Both implementations generate comprehensive reports that integrate directly into existing workflows. Cell type annotations are returned into AnnData/Seurat objects along with Cell Ontology terms for downstream analysis. Interactive HTML reports provide detailed marker justification, pathway enrichment, literature evidence, and disease associations, with embedded chat functionality enabling iterative refinement.

For enterprise deployments requiring data sovereignty, CyteType supports locally hosted open-weight models via Ollama, enabling air-gapped operation without external API calls.

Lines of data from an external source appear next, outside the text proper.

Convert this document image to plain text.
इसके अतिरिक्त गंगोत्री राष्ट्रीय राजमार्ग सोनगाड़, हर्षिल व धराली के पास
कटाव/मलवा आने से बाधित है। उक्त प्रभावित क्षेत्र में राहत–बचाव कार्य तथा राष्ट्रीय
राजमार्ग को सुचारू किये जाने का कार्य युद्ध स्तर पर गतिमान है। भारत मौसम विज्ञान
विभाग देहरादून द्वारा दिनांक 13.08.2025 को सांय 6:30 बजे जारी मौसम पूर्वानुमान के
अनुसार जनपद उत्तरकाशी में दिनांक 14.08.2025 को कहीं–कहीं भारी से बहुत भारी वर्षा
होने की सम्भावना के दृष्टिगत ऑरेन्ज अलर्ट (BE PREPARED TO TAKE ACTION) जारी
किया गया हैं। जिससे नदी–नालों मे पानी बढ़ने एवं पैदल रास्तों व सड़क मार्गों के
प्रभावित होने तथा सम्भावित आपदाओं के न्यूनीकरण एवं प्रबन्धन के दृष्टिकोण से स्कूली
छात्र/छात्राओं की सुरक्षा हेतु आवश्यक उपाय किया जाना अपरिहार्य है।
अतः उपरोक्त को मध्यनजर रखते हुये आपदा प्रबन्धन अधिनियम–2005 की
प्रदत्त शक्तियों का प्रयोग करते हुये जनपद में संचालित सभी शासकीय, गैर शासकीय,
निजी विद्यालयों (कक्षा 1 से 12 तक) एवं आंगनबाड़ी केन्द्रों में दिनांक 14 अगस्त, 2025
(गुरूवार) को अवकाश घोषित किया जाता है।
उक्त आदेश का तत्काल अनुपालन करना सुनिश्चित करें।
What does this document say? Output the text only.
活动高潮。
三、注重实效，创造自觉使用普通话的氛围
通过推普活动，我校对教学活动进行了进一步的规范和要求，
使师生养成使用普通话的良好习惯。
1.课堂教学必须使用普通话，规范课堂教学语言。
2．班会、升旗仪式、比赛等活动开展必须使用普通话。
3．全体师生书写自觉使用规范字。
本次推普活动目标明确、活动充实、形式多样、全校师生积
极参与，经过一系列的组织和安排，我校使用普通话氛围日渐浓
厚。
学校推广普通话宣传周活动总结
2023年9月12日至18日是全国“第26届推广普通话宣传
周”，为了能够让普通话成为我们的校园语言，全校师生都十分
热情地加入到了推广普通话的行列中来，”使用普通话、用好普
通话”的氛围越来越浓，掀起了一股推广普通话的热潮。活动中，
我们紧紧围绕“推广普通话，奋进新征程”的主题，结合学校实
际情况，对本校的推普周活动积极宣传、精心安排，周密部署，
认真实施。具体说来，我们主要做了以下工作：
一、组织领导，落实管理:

The Architecture Principle

CyteType addresses fundamental limitations in current annotation approaches by transforming cell type identification from classification into evidence-based characterization. While reference-based methods constrain predictions to previously characterized cell types and degrade under domain shift, and transformer-based foundation models require careful fine-tuning for novel contexts, CyteType's hypothesis-testing framework discovers cell states and rare populations with calibrated uncertainty.

Recent LLM approaches have demonstrated that generative models can produce interpretable annotations. However, our direct comparison using identical models shows that multi-agent architecture provides substantial value beyond the capabilities of any LLM alone.

LLMs are not magic. But well-architected agents that structure scientific reasoning, ground predictions in evidence, and quantify uncertainty? They can be transformative.